If nothing else, it’s a great time to be a designer of green appliances! But aside from the more wacky inventions, what we need now is a little help in choosing those basic purchases.
Recently with some relief I discovered that dishwashers are greener than hand washing! If you think that a dishwasher is not green, have you noticed how much cold water needs to be run before the hot arrives at the sink? In my modern townhouse that’s a whole sink full. Add one more for the rinse. If you fire up your geyser for 45 minutes we’re talking plenty wastage here! (Luckily a Redwater Diverter can be attached to catch that cold water though)
So what do we need to look out for in basic domestic gadgets?
- An energy efficiency rating or the Energy Star symbol of efficiency
- an Eco-cycle , and either a half load option, or 35°C cycle or a cold water setting
- a sound rating of below 55dB (the average is between 50-60, the lowest 49dB – click here)
- Remember to run your dishwasher only when it is full and stop it before the drying cycle, leaving it open to dry naturally.
Washing machines can be huge energy and water consumers but used on the correct cycles, even your old model can become more eco-friendly. Washing on too hot a cycle shortens the life of your fabrics, so choose cold or 30°C for a normal wash and 40 for soiled. There are many super-biodegradable laundry products on offer, like Triple Orange Wonder Gel. Why not use an eco-friendly laundry ball – it will save you money, leaves no trace in the water and now you can confidently use your washing machine water in your garden.
Fridges are the third highest consumer of household energy as they run 365 days a year. Here are some tips when choosing your next fridge:
- loose the icemaker in favour of good old fashioned ice trays – you’ll save 20 % electricity
- choose the right size for your needs. Too big or too small = inefficient energy usage.
- a fridge with a top freezer section is most efficient, bottom freezer next most efficient and a side by side fridge/freezer combination is the least energy efficient.
Other ways to save energy wastage with fridges is to:
- check your door seals regularly
- clean the coils at the back, keeping them free of dust and grime
- defrost regularly – iced- up freezers use loads of energy to maintain that ice!
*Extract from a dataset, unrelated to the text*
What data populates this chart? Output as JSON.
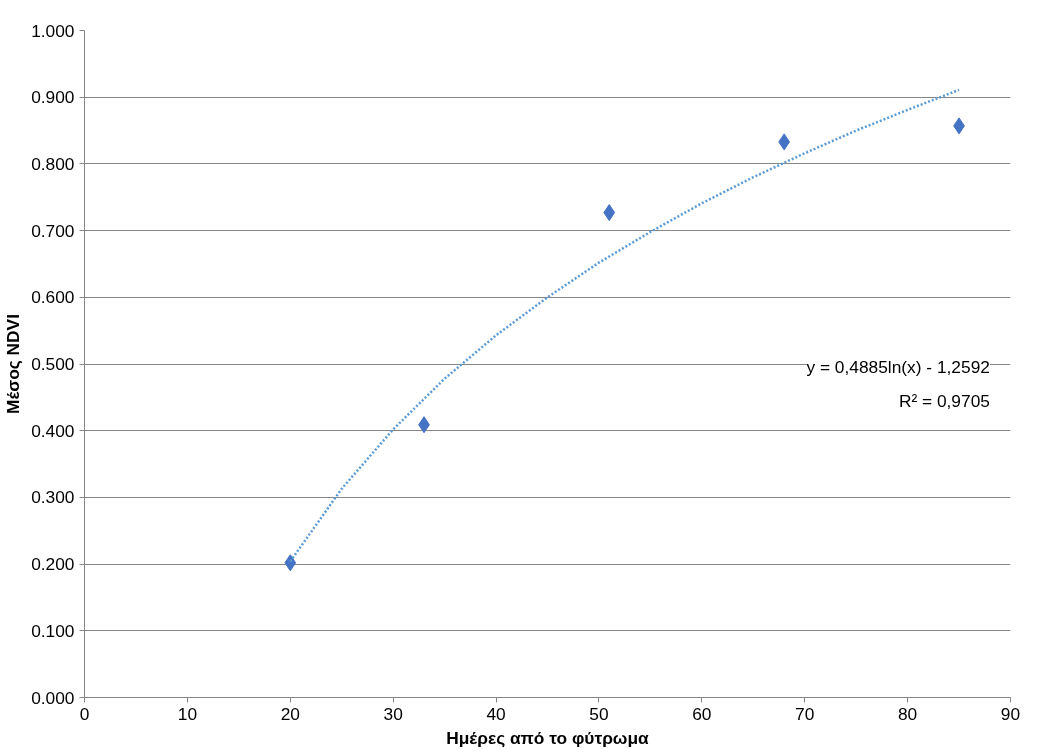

- Keep the door shut. Leaving it open for one minute takes half an hour to get back to temperature again!
My favourite gadget of all though is the clever device which switches off your electrical appliances after two minutes of no use, like the TV and all its accessories, saving you money, electricity and reducing the fire risk in your home. You can plug in multiple appliances and they all go off at once.
A walk around your house in the dark will reveal just how many electrical gadgets have little lights burning when they are not in use. They are all using electricity while on standby, so this gadget’s a winner!
Now is your chance to look around your house with fresh insight and decide which changes would alleviate your carbon debt and your pocket in the long run. It’s very important to dispose of those old ones in a responsible way. If your machines are energy intensive it’s best to have them responsibly recycled.
A pre-paid electricity meter allows you to monitor how much electricity you are using per gadget and keep an eye on things; quite an eye-opener! If you don’t have a pre-paid meter, get an e2 monitor (above) which keeps track of your consumption, cost and carbon footprint.